- Theatrical release poster
- Directed by: Mahesh Surapaneni
- Written by: Mahesh Surapaneni
- Based on: Mumbai Police by Rosshan Andrrews
- Produced by: V. Ananda Prasad
- Starring: Sudheer Babu Srikanth Bharath
- Cinematography: Arul Vincent
- Edited by: Prawin Pudi
- Music by: Ghibran
- Production company: Bhavya Creations
- Release date: 26 January 2023;
- Running time: 129 minutes
- Country: India
- Language: Telugu
- Budget: ₹14 crore
- Box office: est. ₹1.93 crore

= Hunt (2023 film) =

2023 Indian Telugu film by Mahesh Surapaneni

Hunt is a 2023 Indian Telugu-language action thriller film directed by Mahesh Surapaneni. It stars Sudheer Babu, Srikanth, and Bharath. Produced by B. Madhu under Bhavya Creations Division banner, it is based on multiple true incidents that took place in the states of Andhra Pradesh and Telangana. The film features music scored by Ghibran, with cinematography by Arul Vincent, and editing by Praveen Pudi.

It is a remake of the 2013 Malayalam film Mumbai Police. The film received mixed reviews from critics, and was a box office bomb.

==Plot==
P. Arjun Prasad is the ACP of Hyderabad, ends up in an accident which causes him partial memory loss. Prior to the accident, Arjun was having a conversation with Commissioner of Police Mohan Bhargav. He informs Mohan that he has solved the murder case of his best friend ACP Aryan Dev who was killed by a sniper during a gallantry awards ceremony at the police parade ground. Before he could disclose the name of the murderer, the accident occurs resulting in the partial memory loss. Arjun is attacked by assassins at his apartment after he is discharged, but he fights them off.

Mohan tells Arjun about their relationship with Aryan and the case investigation that Arjun has made.

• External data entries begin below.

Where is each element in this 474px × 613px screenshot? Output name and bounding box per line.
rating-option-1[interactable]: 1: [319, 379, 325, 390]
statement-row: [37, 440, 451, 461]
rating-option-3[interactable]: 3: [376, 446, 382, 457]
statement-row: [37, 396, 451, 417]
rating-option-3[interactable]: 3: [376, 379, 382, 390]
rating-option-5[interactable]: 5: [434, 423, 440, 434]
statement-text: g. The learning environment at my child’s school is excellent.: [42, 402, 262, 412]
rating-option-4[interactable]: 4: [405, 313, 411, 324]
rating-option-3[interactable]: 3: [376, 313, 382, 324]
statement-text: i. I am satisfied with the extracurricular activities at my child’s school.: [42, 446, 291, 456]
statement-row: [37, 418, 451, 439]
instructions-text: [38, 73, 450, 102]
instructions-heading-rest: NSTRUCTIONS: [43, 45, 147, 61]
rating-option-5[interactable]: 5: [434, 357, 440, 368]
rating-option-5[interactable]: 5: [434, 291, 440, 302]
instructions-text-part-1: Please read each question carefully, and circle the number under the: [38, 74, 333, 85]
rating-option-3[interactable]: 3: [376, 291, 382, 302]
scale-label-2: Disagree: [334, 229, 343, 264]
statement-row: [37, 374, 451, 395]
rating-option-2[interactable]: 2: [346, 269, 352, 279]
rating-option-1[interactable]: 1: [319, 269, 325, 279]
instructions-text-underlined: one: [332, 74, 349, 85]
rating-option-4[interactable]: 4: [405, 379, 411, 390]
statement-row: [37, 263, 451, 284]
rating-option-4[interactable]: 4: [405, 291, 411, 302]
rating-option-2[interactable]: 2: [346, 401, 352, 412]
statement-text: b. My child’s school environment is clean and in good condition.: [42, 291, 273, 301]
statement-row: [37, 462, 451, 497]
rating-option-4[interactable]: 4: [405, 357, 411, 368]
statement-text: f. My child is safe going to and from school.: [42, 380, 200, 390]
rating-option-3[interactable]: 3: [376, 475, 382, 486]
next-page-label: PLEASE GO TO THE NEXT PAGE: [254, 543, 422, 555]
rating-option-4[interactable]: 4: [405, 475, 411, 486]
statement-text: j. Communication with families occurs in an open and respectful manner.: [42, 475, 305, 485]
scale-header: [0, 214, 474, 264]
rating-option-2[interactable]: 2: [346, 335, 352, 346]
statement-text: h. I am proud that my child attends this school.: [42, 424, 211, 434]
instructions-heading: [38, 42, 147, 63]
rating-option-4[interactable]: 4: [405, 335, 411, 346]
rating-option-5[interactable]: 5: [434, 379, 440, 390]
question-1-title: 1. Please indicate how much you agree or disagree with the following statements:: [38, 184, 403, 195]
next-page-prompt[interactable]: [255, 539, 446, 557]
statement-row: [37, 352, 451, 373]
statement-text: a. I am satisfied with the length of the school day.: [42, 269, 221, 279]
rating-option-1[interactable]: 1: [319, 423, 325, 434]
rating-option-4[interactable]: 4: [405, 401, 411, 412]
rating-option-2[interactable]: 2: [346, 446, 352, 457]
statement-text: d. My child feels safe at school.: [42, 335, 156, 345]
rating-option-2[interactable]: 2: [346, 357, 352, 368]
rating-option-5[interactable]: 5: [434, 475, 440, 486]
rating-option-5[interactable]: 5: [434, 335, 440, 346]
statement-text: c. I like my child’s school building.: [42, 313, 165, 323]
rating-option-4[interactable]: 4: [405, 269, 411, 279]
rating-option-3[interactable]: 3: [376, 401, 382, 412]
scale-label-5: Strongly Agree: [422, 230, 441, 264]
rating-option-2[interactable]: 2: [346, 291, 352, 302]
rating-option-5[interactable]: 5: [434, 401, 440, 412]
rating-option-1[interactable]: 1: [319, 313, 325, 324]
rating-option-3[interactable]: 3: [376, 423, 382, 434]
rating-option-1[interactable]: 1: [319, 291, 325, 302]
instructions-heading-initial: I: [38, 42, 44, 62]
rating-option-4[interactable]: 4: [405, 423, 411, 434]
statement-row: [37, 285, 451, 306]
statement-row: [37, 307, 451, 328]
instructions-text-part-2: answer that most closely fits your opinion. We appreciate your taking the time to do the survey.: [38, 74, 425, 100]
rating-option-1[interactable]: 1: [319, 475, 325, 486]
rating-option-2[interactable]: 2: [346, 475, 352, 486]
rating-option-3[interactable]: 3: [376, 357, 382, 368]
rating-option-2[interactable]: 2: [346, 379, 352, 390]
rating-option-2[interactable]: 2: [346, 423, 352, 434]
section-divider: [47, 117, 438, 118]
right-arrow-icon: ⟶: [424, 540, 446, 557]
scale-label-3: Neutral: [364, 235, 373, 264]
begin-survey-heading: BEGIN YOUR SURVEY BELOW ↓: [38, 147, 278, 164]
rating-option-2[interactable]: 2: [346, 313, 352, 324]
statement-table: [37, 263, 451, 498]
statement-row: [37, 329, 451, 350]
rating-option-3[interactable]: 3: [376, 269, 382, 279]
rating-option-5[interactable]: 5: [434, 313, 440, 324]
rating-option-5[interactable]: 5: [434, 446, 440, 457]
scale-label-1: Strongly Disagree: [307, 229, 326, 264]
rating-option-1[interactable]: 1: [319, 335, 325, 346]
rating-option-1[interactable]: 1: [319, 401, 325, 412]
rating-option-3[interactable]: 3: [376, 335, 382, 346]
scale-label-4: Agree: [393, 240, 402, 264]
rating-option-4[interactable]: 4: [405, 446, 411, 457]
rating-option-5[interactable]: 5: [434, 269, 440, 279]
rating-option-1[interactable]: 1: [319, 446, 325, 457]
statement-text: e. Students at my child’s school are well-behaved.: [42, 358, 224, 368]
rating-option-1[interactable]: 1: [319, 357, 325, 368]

The trio were nicknamed as Mumbai Police due to their past in the Mumbai counter terrorism division. Due to Arjun's impressive capabilities as a cop, Mohan reassigns Arjun on the case despite the memory loss. Arjun has a hard time adjusting to his new life which starts affecting his profession. As the investigation continues, Arjun realises that he was a daredevil cop with an impressive record but was notorious for his use of violence, alcoholism and womanising.

Arjun finds that the sniper who was hired to assassinate Aryan was remote controlled. As his investigation proceeds, Arjun is asked to be removed from the case by his team members but Arjun asks for 2 days' time in order to solve the case and find the culprit. A man comes to Arjun's apartment and starts behaving oddly, which confuses Arjun and he beats him out of his apartment. Arjun realises that he is a closeted homosexual and breaks down in tears. Arjun confronts Mohan and asks him to reveal the full audio clip on his voicemail that he had sent before his accident.

Before the accident, Arjun met Aryan's fiancée Nivetha, who showed Aryan's awards speech rehearsal video in which he dedicated the award to Arjun. It is then revealed that Arjun himself was the one who killed Aryan since he found out about his homosexuality and felt he might oust Arjun. After seeing the video and breaking down, Arjun had confessed to his crimes to Mohan and asks him to arrest him. Mohan tells him that he can use his state of mind and get him out of this case but Arjun tells him that even if he is out, he will be living with the guilt that he killed Aryan.

== Music ==

The film's music was composed by Ghibran, with lyrics written by Kasarla Shyam.

Track listing
| No. | Title | Lyrics | Singer(s) | Length |
|---|---|---|---|---|
| 1. | "Papa Tho Pailam" | Kasarla Shyam | Mangli, Nakash Aziz | 4:09 |
| 2. | "Kannulu Chuse Paga" | Balaji | Yazin Nizar | 04:28 |
| Total length: |  |  |  | 08:37 |

== Release ==
The film was theatrically released on coinciding with the Republic Day. The film was released on Amazon Prime on February 10, 2023.

== Reception ==
Neeshita Nyayapati of The Times of India rated the film 2.5 out of 5 stars and wrote "Hunt is the kind of investigative thriller that does not depend on the usual hijinks. If you’re looking for something different from the usual fare, this is it".